El actor estadounidense Crispin Glover, reconocido mundialmente por interpretar a George McFly en Volver al Futuro, enfrenta una demanda civil en el estado de California en la que es acusado de agresión física, fraude, daño emocional e incluso violaciones a derechos civiles.
La denuncia fue presentada por una mujer identificada legalmente como “Jane Doe”, una modelo originaria del Reino Unido, quien asegura haber mantenido una relación sentimental con el actor y sostiene que durante ese vínculo fue víctima de manipulación, control coercitivo y violencia.
Las acusaciones: agresión, fraude y daño emocional
De acuerdo con documentos judiciales citados por medios como People y Entertainment Weekly, la mujer afirma que conoció a Glover en Europa y que posteriormente él la convenció de mudarse a Los Ángeles con promesas de apoyo económico, oportunidades profesionales y estabilidad.
Una vez en Estados Unidos, según su versión, la relación habría cambiado radicalmente. La demanda describe un patrón de comportamiento que incluye:
- Presunto aislamiento social
- Control financiero
- Manipulación emocional
- Agresión física (battery)
- Inflicción intencional de angustia emocional
- Fraude
- Desalojo injustificado
- Violaciones a la ley de derechos civiles de California (Bane Act)
La demandante también sostiene que, tras un conflicto ocurrido en marzo de 2024, fue expulsada de la residencia del actor junto con sus pertenencias y mascotas, quedando en una situación de vulnerabilidad.
Además, en la denuncia se menciona que el actor habría condicionado aspectos de la relación a dinámicas que ella describe como represivas. La mujer solicita que el caso sea revisado por un jurado y busca compensación económica por daños generales, daños punitivos y honorarios legales.

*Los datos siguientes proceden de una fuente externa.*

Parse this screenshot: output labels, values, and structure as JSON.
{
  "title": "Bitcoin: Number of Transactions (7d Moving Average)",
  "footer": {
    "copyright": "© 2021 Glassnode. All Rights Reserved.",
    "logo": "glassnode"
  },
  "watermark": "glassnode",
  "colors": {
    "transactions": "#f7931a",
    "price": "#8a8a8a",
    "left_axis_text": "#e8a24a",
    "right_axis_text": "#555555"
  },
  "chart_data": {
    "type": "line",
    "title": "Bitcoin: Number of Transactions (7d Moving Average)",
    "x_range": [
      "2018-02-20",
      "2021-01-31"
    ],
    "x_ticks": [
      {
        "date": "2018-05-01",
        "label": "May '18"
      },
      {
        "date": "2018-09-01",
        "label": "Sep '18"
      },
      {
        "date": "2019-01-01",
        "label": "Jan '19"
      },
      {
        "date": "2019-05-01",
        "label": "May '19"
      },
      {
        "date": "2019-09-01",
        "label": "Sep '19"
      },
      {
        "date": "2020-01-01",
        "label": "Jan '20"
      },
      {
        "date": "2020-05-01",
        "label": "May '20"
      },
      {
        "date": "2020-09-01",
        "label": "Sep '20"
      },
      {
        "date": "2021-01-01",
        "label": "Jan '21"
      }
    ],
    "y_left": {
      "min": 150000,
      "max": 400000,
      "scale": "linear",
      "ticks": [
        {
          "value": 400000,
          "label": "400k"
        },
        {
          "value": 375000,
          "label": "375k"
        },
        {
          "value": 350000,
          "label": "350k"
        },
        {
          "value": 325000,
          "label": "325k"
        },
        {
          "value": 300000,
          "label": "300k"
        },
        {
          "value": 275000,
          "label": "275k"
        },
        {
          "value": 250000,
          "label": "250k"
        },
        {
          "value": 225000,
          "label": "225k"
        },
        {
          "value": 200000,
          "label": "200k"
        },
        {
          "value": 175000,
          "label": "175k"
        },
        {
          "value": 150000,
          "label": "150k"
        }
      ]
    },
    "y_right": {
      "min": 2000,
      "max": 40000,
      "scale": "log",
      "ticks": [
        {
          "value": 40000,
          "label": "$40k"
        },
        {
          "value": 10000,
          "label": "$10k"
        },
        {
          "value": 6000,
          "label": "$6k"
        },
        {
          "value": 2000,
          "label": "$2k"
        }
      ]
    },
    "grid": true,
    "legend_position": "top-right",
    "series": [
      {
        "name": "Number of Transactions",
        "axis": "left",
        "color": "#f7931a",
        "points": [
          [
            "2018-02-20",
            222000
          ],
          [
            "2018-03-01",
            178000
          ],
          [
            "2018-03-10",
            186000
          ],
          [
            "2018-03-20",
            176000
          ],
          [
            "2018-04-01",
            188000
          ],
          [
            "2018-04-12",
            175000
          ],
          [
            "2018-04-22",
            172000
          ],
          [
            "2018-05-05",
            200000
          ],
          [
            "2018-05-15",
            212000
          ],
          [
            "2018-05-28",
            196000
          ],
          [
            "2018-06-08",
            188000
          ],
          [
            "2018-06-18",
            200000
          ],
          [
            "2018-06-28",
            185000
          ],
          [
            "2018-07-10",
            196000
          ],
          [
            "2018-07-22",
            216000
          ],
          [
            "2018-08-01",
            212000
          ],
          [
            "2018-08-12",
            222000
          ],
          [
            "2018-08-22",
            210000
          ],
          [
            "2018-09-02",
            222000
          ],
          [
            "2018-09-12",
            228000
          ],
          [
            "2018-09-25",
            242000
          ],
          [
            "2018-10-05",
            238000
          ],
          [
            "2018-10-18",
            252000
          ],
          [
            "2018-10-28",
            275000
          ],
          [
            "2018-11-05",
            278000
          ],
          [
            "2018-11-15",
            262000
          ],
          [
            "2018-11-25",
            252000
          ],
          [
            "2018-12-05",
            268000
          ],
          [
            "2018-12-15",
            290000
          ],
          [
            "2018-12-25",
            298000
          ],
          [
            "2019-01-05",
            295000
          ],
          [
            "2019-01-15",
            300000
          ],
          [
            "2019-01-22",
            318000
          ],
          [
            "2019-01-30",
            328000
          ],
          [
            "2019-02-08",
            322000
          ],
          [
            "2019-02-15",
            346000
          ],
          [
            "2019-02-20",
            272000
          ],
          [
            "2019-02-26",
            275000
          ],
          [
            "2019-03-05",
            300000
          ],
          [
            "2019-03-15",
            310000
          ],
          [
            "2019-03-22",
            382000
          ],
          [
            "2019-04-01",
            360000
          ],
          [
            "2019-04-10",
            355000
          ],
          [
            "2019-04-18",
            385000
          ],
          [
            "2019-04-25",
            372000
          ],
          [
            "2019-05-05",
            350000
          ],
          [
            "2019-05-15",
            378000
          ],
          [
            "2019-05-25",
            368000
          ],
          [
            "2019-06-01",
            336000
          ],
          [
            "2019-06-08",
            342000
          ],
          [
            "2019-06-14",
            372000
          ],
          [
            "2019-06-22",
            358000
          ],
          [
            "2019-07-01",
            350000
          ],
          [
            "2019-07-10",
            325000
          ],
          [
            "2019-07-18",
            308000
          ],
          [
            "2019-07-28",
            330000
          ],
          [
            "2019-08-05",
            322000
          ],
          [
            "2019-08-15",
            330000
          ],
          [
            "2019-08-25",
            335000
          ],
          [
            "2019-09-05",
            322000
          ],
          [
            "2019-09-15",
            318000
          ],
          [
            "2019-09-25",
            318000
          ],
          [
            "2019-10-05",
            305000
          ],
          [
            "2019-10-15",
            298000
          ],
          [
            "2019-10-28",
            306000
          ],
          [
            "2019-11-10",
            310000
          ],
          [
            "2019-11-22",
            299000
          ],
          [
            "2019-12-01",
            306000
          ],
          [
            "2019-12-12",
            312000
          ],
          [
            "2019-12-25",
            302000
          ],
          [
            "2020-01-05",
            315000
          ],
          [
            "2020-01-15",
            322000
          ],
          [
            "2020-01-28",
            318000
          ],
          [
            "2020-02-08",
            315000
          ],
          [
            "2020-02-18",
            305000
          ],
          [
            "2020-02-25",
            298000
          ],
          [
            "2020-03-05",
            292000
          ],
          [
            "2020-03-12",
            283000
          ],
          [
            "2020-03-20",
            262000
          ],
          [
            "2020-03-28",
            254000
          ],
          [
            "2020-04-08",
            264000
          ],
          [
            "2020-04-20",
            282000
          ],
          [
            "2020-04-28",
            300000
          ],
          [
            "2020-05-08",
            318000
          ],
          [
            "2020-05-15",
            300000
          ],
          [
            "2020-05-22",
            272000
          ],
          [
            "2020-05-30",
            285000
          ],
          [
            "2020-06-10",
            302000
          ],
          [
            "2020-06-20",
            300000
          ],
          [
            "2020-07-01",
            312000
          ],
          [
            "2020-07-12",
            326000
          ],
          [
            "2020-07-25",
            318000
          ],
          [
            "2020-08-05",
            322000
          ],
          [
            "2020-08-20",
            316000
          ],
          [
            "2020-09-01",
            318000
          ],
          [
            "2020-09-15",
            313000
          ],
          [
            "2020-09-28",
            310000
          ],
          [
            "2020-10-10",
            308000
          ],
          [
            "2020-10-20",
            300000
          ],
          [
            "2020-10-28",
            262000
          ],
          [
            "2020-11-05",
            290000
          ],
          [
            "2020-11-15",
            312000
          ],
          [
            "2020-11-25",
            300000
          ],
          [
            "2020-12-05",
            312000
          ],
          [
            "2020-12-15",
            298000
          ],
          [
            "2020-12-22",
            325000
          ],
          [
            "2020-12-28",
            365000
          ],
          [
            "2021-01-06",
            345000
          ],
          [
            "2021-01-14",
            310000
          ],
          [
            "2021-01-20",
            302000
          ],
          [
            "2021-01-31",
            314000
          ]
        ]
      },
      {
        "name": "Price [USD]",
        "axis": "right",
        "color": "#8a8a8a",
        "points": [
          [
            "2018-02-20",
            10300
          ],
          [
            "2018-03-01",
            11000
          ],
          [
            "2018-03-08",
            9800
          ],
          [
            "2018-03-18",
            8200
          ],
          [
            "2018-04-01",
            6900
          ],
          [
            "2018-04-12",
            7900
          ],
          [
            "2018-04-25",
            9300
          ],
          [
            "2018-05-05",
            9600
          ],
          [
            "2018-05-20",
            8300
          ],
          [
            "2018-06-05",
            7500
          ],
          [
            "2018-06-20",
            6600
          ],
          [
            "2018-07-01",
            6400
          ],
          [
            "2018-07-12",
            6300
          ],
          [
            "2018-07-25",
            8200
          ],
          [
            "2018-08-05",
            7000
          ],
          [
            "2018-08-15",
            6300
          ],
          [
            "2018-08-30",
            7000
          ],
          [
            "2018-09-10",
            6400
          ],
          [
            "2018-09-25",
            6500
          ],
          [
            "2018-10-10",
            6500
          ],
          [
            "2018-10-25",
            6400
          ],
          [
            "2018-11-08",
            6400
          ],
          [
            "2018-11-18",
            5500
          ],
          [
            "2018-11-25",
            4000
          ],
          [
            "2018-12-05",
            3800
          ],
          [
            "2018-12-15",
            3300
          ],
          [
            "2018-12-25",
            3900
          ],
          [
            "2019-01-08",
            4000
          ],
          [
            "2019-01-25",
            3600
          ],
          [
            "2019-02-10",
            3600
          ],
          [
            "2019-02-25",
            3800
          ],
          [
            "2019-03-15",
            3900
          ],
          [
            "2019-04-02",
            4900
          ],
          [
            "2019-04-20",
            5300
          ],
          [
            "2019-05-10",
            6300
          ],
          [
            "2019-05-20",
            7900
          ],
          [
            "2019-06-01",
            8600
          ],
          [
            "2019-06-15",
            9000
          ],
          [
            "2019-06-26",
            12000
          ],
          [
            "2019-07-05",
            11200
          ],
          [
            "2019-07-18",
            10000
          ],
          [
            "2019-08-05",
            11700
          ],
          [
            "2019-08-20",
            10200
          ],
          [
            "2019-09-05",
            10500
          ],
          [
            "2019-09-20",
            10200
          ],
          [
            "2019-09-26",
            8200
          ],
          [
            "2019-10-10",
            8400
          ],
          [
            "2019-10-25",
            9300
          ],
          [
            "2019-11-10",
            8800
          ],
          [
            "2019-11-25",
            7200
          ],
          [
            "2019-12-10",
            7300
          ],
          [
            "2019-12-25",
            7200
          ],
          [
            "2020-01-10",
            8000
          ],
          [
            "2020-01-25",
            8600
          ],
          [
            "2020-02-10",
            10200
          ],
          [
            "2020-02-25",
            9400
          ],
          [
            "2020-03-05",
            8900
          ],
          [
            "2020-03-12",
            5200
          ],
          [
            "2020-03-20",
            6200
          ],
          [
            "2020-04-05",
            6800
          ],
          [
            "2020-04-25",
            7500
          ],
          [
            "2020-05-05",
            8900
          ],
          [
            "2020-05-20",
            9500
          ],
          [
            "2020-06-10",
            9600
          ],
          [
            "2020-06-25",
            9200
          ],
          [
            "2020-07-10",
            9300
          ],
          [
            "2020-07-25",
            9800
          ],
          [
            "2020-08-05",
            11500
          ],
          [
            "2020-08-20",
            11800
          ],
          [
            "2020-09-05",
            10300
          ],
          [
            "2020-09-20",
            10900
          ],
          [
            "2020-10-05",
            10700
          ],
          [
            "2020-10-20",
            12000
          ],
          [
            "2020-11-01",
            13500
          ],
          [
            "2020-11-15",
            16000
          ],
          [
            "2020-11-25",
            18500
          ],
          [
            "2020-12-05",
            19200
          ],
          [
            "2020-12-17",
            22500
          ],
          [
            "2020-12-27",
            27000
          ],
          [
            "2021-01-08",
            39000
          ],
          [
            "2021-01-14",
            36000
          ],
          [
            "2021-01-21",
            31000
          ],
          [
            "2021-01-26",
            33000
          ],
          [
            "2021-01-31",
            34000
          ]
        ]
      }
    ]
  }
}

La denuncia continua mencionan en palabras de Jane que, "continúa sufriendo grandes dolores mentales y corporales, conmoción, angustia emocional, manifestaciones físicas de angustia emocional, vergüenza, pérdida de autoestima y lesiones traumáticas".
La respuesta del actor y su equipo legal
A través de su equipo legal, Glover negó categóricamente las acusaciones, calificándolas como “infundadas” y “sin mérito”. En declaraciones recogidas por la prensa estadounidense, sus representantes aseguraron que el actor fue, en realidad, quien solicitó la intervención policial tras un altercado en su residencia en marzo de 2024.
Según esa versión, Glover obtuvo una orden de restricción temporal en ese momento, aunque posteriormente fue desestimada. Su defensa sostiene que las acusaciones forman parte de una narrativa falsa y que el actor se defenderá en tribunales.
Hasta el momento, no se han presentado cargos penales públicos; el proceso en curso es de carácter civil.
No es la primera controversia legal en su carrera
Aunque esta es la acusación más reciente y la más grave en términos mediáticos, no es la primera vez que Crispin Glover se ve envuelto en un conflicto legal relacionado con su nombre.
Uno de los antecedentes más conocidos ocurrió en la década de los 80, cuando el actor demandó a los productores de Volver al Futuro Parte II por utilizar moldes faciales y prótesis para recrear su imagen sin su autorización, luego de que él decidiera no participar en la secuela.
Ese caso se convirtió en un precedente importante dentro de la industria cinematográfica sobre derechos de imagen y uso de la apariencia de los actores.
Aunque ese litigio fue completamente distinto y relacionado con derechos contractuales y de image, marcó uno de los episodios legales más notorios de su trayectoria profesional.
Crispin Glover, de 61 años, ha mantenido una carrera activa en cine independiente, televisión y proyectos experimentales desde su salto a la fama en 1985.
Además de su papel en Back to the Future, ha participado en producciones como Charlie’s Angels, American Gods y diversos proyectos de autor que lo han consolidado como una figura excéntrica dentro de Hollywood.
Sin embargo, la demanda actual coloca nuevamente su nombre en el centro de la conversación pública, aunque ahora por motivos legales y personales. El proceso continúa en curso.